🤖 AI Summary
To address the challenge of real-time, high-frequency spatiotemporal forecasting in large-scale, distributed geographic sensor networks for intelligent transportation—where centralized approaches suffer from poor scalability and single-point failure risks—this paper proposes a semi-decentralized collaborative training framework. The road network is partitioned into geographically proximate “cloud cells,” with each node locally training a spatiotemporal graph neural network (ST-GNN) and exchanging model updates via a Gossip protocol, eliminating reliance on a central server. This work is the first to introduce a server-free federated learning paradigm to ST-GNN-based traffic forecasting, systematically mitigating regional performance bias and excessive communication/computation overhead induced by large receptive fields. Evaluated on METR-LA and PeMS-BAY, our method achieves prediction accuracy competitive with centralized baselines (12.3% lower MAE), reduces communication volume by 37%, and significantly enhances resilience to single-node failures.
📝 Abstract
In smart mobility, large networks of geographically distributed sensors produce vast amounts of high-frequency spatio-temporal data that must be processed in real time to avoid major disruptions. Traditional centralized approaches are increasingly unsuitable to this task, as they struggle to scale with expanding sensor networks, and reliability issues in central components can easily affect the whole deployment.

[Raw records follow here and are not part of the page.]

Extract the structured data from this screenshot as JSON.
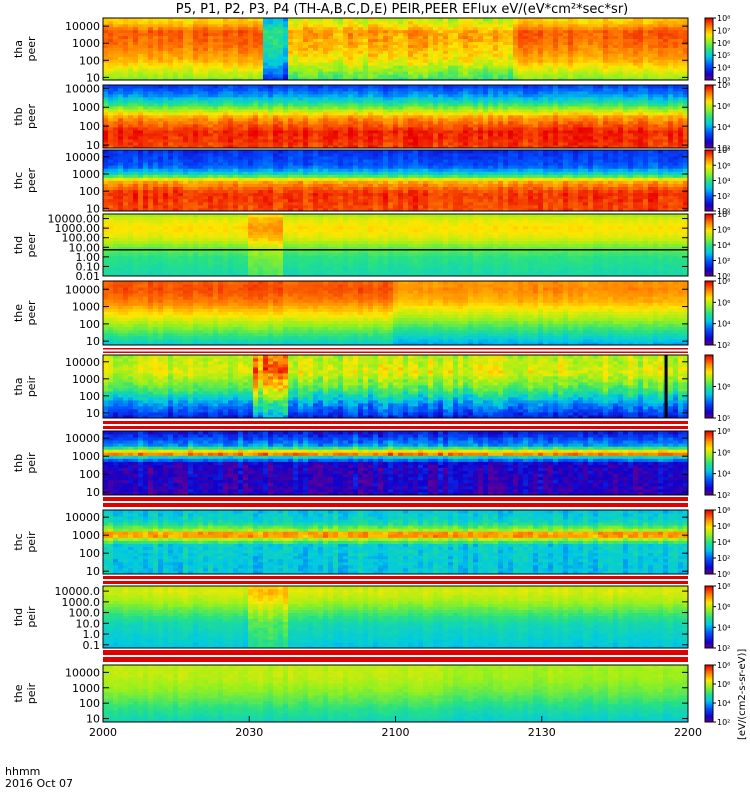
{
  "figure": {
    "title": "P5, P1, P2, P3, P4 (TH-A,B,C,D,E) PEIR,PEER EFlux eV/(eV*cm²*sec*sr)",
    "time_label": "hhmm",
    "date_label": "2016 Oct 07",
    "colorbar_unit_label": "[eV/(cm2-s-sr-eV)]"
  },
  "chart_data": [
    {
      "type": "heatmap",
      "probe": "tha",
      "species": "peer",
      "ylabel": [
        "tha",
        "peer"
      ],
      "y_scale": "log",
      "ylim": [
        7,
        30000
      ],
      "y_ticks": [
        {
          "v": 10,
          "label": "10"
        },
        {
          "v": 100,
          "label": "100"
        },
        {
          "v": 1000,
          "label": "1000"
        },
        {
          "v": 10000,
          "label": "10000"
        }
      ],
      "colorbar": {
        "scale": "log",
        "range": [
          1000,
          100000000
        ],
        "ticks": [
          {
            "v": 1000,
            "label": "10³"
          },
          {
            "v": 10000,
            "label": "10⁴"
          },
          {
            "v": 100000,
            "label": "10⁵"
          },
          {
            "v": 1000000,
            "label": "10⁶"
          },
          {
            "v": 10000000,
            "label": "10⁷"
          },
          {
            "v": 100000000,
            "label": "10⁸"
          }
        ]
      },
      "profile": [
        {
          "e": 8,
          "v": 6.0
        },
        {
          "e": 100,
          "v": 7.0
        },
        {
          "e": 1000,
          "v": 7.4
        },
        {
          "e": 5000,
          "v": 7.5
        },
        {
          "e": 20000,
          "v": 6.8
        }
      ],
      "features": [
        {
          "t": [
            2033,
            2037
          ],
          "dv": -2.0,
          "noise": 0.4
        },
        {
          "t": [
            2037,
            2124
          ],
          "dv": -0.4,
          "noise": 0.45
        },
        {
          "t": [
            2174,
            2200
          ],
          "dv": -0.2,
          "noise": 0.3
        }
      ],
      "noise": 0.25
    },
    {
      "type": "heatmap",
      "probe": "thb",
      "species": "peer",
      "ylabel": [
        "thb",
        "peer"
      ],
      "y_scale": "log",
      "ylim": [
        7,
        15000
      ],
      "y_ticks": [
        {
          "v": 10,
          "label": "10"
        },
        {
          "v": 100,
          "label": "100"
        },
        {
          "v": 1000,
          "label": "1000"
        },
        {
          "v": 10000,
          "label": "10000"
        }
      ],
      "colorbar": {
        "scale": "log",
        "range": [
          100,
          100000000
        ],
        "ticks": [
          {
            "v": 100,
            "label": "10²"
          },
          {
            "v": 10000,
            "label": "10⁴"
          },
          {
            "v": 1000000,
            "label": "10⁶"
          },
          {
            "v": 100000000,
            "label": "10⁸"
          }
        ]
      },
      "profile": [
        {
          "e": 8,
          "v": 7.6
        },
        {
          "e": 50,
          "v": 7.8
        },
        {
          "e": 300,
          "v": 7.0
        },
        {
          "e": 1500,
          "v": 5.0
        },
        {
          "e": 4000,
          "v": 4.0
        },
        {
          "e": 15000,
          "v": 3.2
        }
      ],
      "features": [],
      "noise": 0.35
    },
    {
      "type": "heatmap",
      "probe": "thc",
      "species": "peer",
      "ylabel": [
        "thc",
        "peer"
      ],
      "y_scale": "log",
      "ylim": [
        7,
        25000
      ],
      "y_ticks": [
        {
          "v": 10,
          "label": "10"
        },
        {
          "v": 100,
          "label": "100"
        },
        {
          "v": 1000,
          "label": "1000"
        },
        {
          "v": 10000,
          "label": "10000"
        }
      ],
      "colorbar": {
        "scale": "log",
        "range": [
          1,
          100000000
        ],
        "ticks": [
          {
            "v": 1,
            "label": "10⁰"
          },
          {
            "v": 100,
            "label": "10²"
          },
          {
            "v": 10000,
            "label": "10⁴"
          },
          {
            "v": 1000000,
            "label": "10⁶"
          },
          {
            "v": 100000000,
            "label": "10⁸"
          }
        ]
      },
      "profile": [
        {
          "e": 8,
          "v": 7.4
        },
        {
          "e": 80,
          "v": 7.6
        },
        {
          "e": 400,
          "v": 6.5
        },
        {
          "e": 1000,
          "v": 3.5
        },
        {
          "e": 3000,
          "v": 2.0
        },
        {
          "e": 25000,
          "v": 1.5
        }
      ],
      "features": [],
      "noise": 0.45
    },
    {
      "type": "heatmap",
      "probe": "thd",
      "species": "peer",
      "ylabel": [
        "thd",
        "peer"
      ],
      "y_scale": "log",
      "ylim": [
        0.01,
        30000
      ],
      "y_ticks": [
        {
          "v": 0.01,
          "label": "0.01"
        },
        {
          "v": 0.1,
          "label": "0.10"
        },
        {
          "v": 1,
          "label": "1.00"
        },
        {
          "v": 10,
          "label": "10.00"
        },
        {
          "v": 100,
          "label": "100.00"
        },
        {
          "v": 1000,
          "label": "1000.00"
        },
        {
          "v": 10000,
          "label": "10000.00"
        }
      ],
      "colorbar": {
        "scale": "log",
        "range": [
          1,
          100000000
        ],
        "ticks": [
          {
            "v": 1,
            "label": "10⁰"
          },
          {
            "v": 100,
            "label": "10²"
          },
          {
            "v": 10000,
            "label": "10⁴"
          },
          {
            "v": 1000000,
            "label": "10⁶"
          },
          {
            "v": 100000000,
            "label": "10⁸"
          }
        ]
      },
      "profile": [
        {
          "e": 0.01,
          "v": 3.6
        },
        {
          "e": 1,
          "v": 4.0
        },
        {
          "e": 10,
          "v": 4.6
        },
        {
          "e": 100,
          "v": 5.6
        },
        {
          "e": 1000,
          "v": 6.0
        },
        {
          "e": 10000,
          "v": 5.6
        },
        {
          "e": 30000,
          "v": 5.0
        }
      ],
      "features": [
        {
          "t": [
            2030,
            2036
          ],
          "dv": 0.8,
          "noise": 0.3
        }
      ],
      "trace": {
        "y": 5.5,
        "color": "#000000"
      },
      "noise": 0.2
    },
    {
      "type": "heatmap",
      "probe": "the",
      "species": "peer",
      "ylabel": [
        "the",
        "peer"
      ],
      "y_scale": "log",
      "ylim": [
        6,
        30000
      ],
      "y_ticks": [
        {
          "v": 10,
          "label": "10"
        },
        {
          "v": 100,
          "label": "100"
        },
        {
          "v": 1000,
          "label": "1000"
        },
        {
          "v": 10000,
          "label": "10000"
        }
      ],
      "colorbar": {
        "scale": "log",
        "range": [
          100,
          100000000
        ],
        "ticks": [
          {
            "v": 100,
            "label": "10²"
          },
          {
            "v": 10000,
            "label": "10⁴"
          },
          {
            "v": 1000000,
            "label": "10⁶"
          },
          {
            "v": 100000000,
            "label": "10⁸"
          }
        ]
      },
      "profile": [
        {
          "e": 6,
          "v": 4.4
        },
        {
          "e": 30,
          "v": 5.2
        },
        {
          "e": 200,
          "v": 6.2
        },
        {
          "e": 2000,
          "v": 7.2
        },
        {
          "e": 10000,
          "v": 7.5
        },
        {
          "e": 30000,
          "v": 7.4
        }
      ],
      "features": [
        {
          "t": [
            2100,
            2200
          ],
          "dv": -0.4,
          "noise": 0.15
        }
      ],
      "noise": 0.2
    },
    {
      "type": "heatmap",
      "probe": "tha",
      "species": "peir",
      "ylabel": [
        "tha",
        "peir"
      ],
      "y_scale": "log",
      "ylim": [
        5,
        25000
      ],
      "y_ticks": [
        {
          "v": 10,
          "label": "10"
        },
        {
          "v": 100,
          "label": "100"
        },
        {
          "v": 1000,
          "label": "1000"
        },
        {
          "v": 10000,
          "label": "10000"
        }
      ],
      "colorbar": {
        "scale": "log",
        "range": [
          100000,
          10000000
        ],
        "ticks": [
          {
            "v": 100000,
            "label": "10⁵"
          },
          {
            "v": 1000000,
            "label": "10⁶"
          }
        ]
      },
      "profile": [
        {
          "e": 5,
          "v": 5.3
        },
        {
          "e": 30,
          "v": 5.6
        },
        {
          "e": 300,
          "v": 6.1
        },
        {
          "e": 3000,
          "v": 6.4
        },
        {
          "e": 25000,
          "v": 6.3
        }
      ],
      "features": [
        {
          "t": [
            2031,
            2037
          ],
          "dv": 0.3,
          "noise": 0.3
        },
        {
          "t": [
            2037,
            2200
          ],
          "dv": 0.0,
          "noise": 0.2
        }
      ],
      "bar": {
        "t": 2155.5,
        "color": "#000000"
      },
      "noise": 0.15
    },
    {
      "type": "heatmap",
      "probe": "thb",
      "species": "peir",
      "ylabel": [
        "thb",
        "peir"
      ],
      "y_scale": "log",
      "ylim": [
        7,
        25000
      ],
      "y_ticks": [
        {
          "v": 10,
          "label": "10"
        },
        {
          "v": 100,
          "label": "100"
        },
        {
          "v": 1000,
          "label": "1000"
        },
        {
          "v": 10000,
          "label": "10000"
        }
      ],
      "colorbar": {
        "scale": "log",
        "range": [
          100,
          100000000
        ],
        "ticks": [
          {
            "v": 100,
            "label": "10²"
          },
          {
            "v": 10000,
            "label": "10⁴"
          },
          {
            "v": 1000000,
            "label": "10⁶"
          },
          {
            "v": 100000000,
            "label": "10⁸"
          }
        ]
      },
      "profile": [
        {
          "e": 7,
          "v": 2.5
        },
        {
          "e": 400,
          "v": 2.6
        },
        {
          "e": 900,
          "v": 4.5
        },
        {
          "e": 1400,
          "v": 7.5
        },
        {
          "e": 2200,
          "v": 6.0
        },
        {
          "e": 4000,
          "v": 4.0
        },
        {
          "e": 25000,
          "v": 2.8
        }
      ],
      "features": [],
      "noise": 0.5
    },
    {
      "type": "heatmap",
      "probe": "thc",
      "species": "peir",
      "ylabel": [
        "thc",
        "peir"
      ],
      "y_scale": "log",
      "ylim": [
        7,
        25000
      ],
      "y_ticks": [
        {
          "v": 10,
          "label": "10"
        },
        {
          "v": 100,
          "label": "100"
        },
        {
          "v": 1000,
          "label": "1000"
        },
        {
          "v": 10000,
          "label": "10000"
        }
      ],
      "colorbar": {
        "scale": "log",
        "range": [
          1,
          100000000
        ],
        "ticks": [
          {
            "v": 1,
            "label": "10⁰"
          },
          {
            "v": 100,
            "label": "10²"
          },
          {
            "v": 10000,
            "label": "10⁴"
          },
          {
            "v": 1000000,
            "label": "10⁶"
          },
          {
            "v": 100000000,
            "label": "10⁸"
          }
        ]
      },
      "profile": [
        {
          "e": 7,
          "v": 3.0
        },
        {
          "e": 300,
          "v": 3.2
        },
        {
          "e": 700,
          "v": 5.5
        },
        {
          "e": 1100,
          "v": 7.4
        },
        {
          "e": 2000,
          "v": 5.0
        },
        {
          "e": 5000,
          "v": 3.5
        },
        {
          "e": 25000,
          "v": 3.0
        }
      ],
      "features": [],
      "noise": 0.55
    },
    {
      "type": "heatmap",
      "probe": "thd",
      "species": "peir",
      "ylabel": [
        "thd",
        "peir"
      ],
      "y_scale": "log",
      "ylim": [
        0.05,
        30000
      ],
      "y_ticks": [
        {
          "v": 0.1,
          "label": "0.1"
        },
        {
          "v": 1,
          "label": "1.0"
        },
        {
          "v": 10,
          "label": "10.0"
        },
        {
          "v": 100,
          "label": "100.0"
        },
        {
          "v": 1000,
          "label": "1000.0"
        },
        {
          "v": 10000,
          "label": "10000.0"
        }
      ],
      "colorbar": {
        "scale": "log",
        "range": [
          100,
          100000000
        ],
        "ticks": [
          {
            "v": 100,
            "label": "10²"
          },
          {
            "v": 10000,
            "label": "10⁴"
          },
          {
            "v": 1000000,
            "label": "10⁶"
          },
          {
            "v": 100000000,
            "label": "10⁸"
          }
        ]
      },
      "profile": [
        {
          "e": 0.05,
          "v": 4.3
        },
        {
          "e": 1,
          "v": 4.5
        },
        {
          "e": 10,
          "v": 4.7
        },
        {
          "e": 100,
          "v": 5.2
        },
        {
          "e": 1000,
          "v": 5.8
        },
        {
          "e": 10000,
          "v": 6.2
        },
        {
          "e": 30000,
          "v": 6.0
        }
      ],
      "features": [
        {
          "t": [
            2030,
            2037
          ],
          "dv": 0.6,
          "noise": 0.3
        }
      ],
      "noise": 0.18
    },
    {
      "type": "heatmap",
      "probe": "the",
      "species": "peir",
      "ylabel": [
        "the",
        "peir"
      ],
      "y_scale": "log",
      "ylim": [
        6,
        30000
      ],
      "y_ticks": [
        {
          "v": 10,
          "label": "10"
        },
        {
          "v": 100,
          "label": "100"
        },
        {
          "v": 1000,
          "label": "1000"
        },
        {
          "v": 10000,
          "label": "10000"
        }
      ],
      "colorbar": {
        "scale": "log",
        "range": [
          100,
          100000000
        ],
        "ticks": [
          {
            "v": 100,
            "label": "10²"
          },
          {
            "v": 10000,
            "label": "10⁴"
          },
          {
            "v": 1000000,
            "label": "10⁶"
          },
          {
            "v": 100000000,
            "label": "10⁸"
          }
        ]
      },
      "profile": [
        {
          "e": 6,
          "v": 4.6
        },
        {
          "e": 50,
          "v": 5.0
        },
        {
          "e": 500,
          "v": 5.6
        },
        {
          "e": 5000,
          "v": 6.0
        },
        {
          "e": 30000,
          "v": 6.0
        }
      ],
      "features": [
        {
          "t": [
            2110,
            2200
          ],
          "dv": -0.2,
          "noise": 0.15
        }
      ],
      "noise": 0.18
    }
  ],
  "x_axis": {
    "type": "time",
    "range": [
      2000,
      2200
    ],
    "ticks": [
      {
        "v": 2000,
        "label": "2000"
      },
      {
        "v": 2030,
        "label": "2030"
      },
      {
        "v": 2100,
        "label": "2100"
      },
      {
        "v": 2130,
        "label": "2130"
      },
      {
        "v": 2200,
        "label": "2200"
      }
    ]
  }
}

To address these challenges, we explore and adapt semi-decentralized training techniques for Spatio-Temporal Graph Neural Networks (ST-GNNs) in smart mobility domain. We implement a simulation framework where sensors are grouped by proximity into multiple cloudlets, each handling a subgraph of the traffic graph, fetching node features from other cloudlets to train its own local ST-GNN model, and exchanging model updates with other cloudlets to ensure consistency, enhancing scalability and removing reliance on a centralized aggregator. We perform extensive comparative evaluation of four different ST-GNN training setups -- centralized, traditional FL, server-free FL, and Gossip Learning -- on large-scale traffic datasets, the METR-LA and PeMS-BAY datasets, for short-, mid-, and long-term vehicle speed predictions. Experimental results show that semi-decentralized setups are comparable to centralized approaches in performance metrics, while offering advantages in terms of scalability and fault tolerance. In addition, we highlight often overlooked issues in existing literature for distributed ST-GNNs, such as the variation in model performance across different geographical areas due to region-specific traffic patterns, and the significant communication overhead and computational costs that arise from the large receptive field of GNNs, leading to substantial data transfers and increased computation of partial embeddings.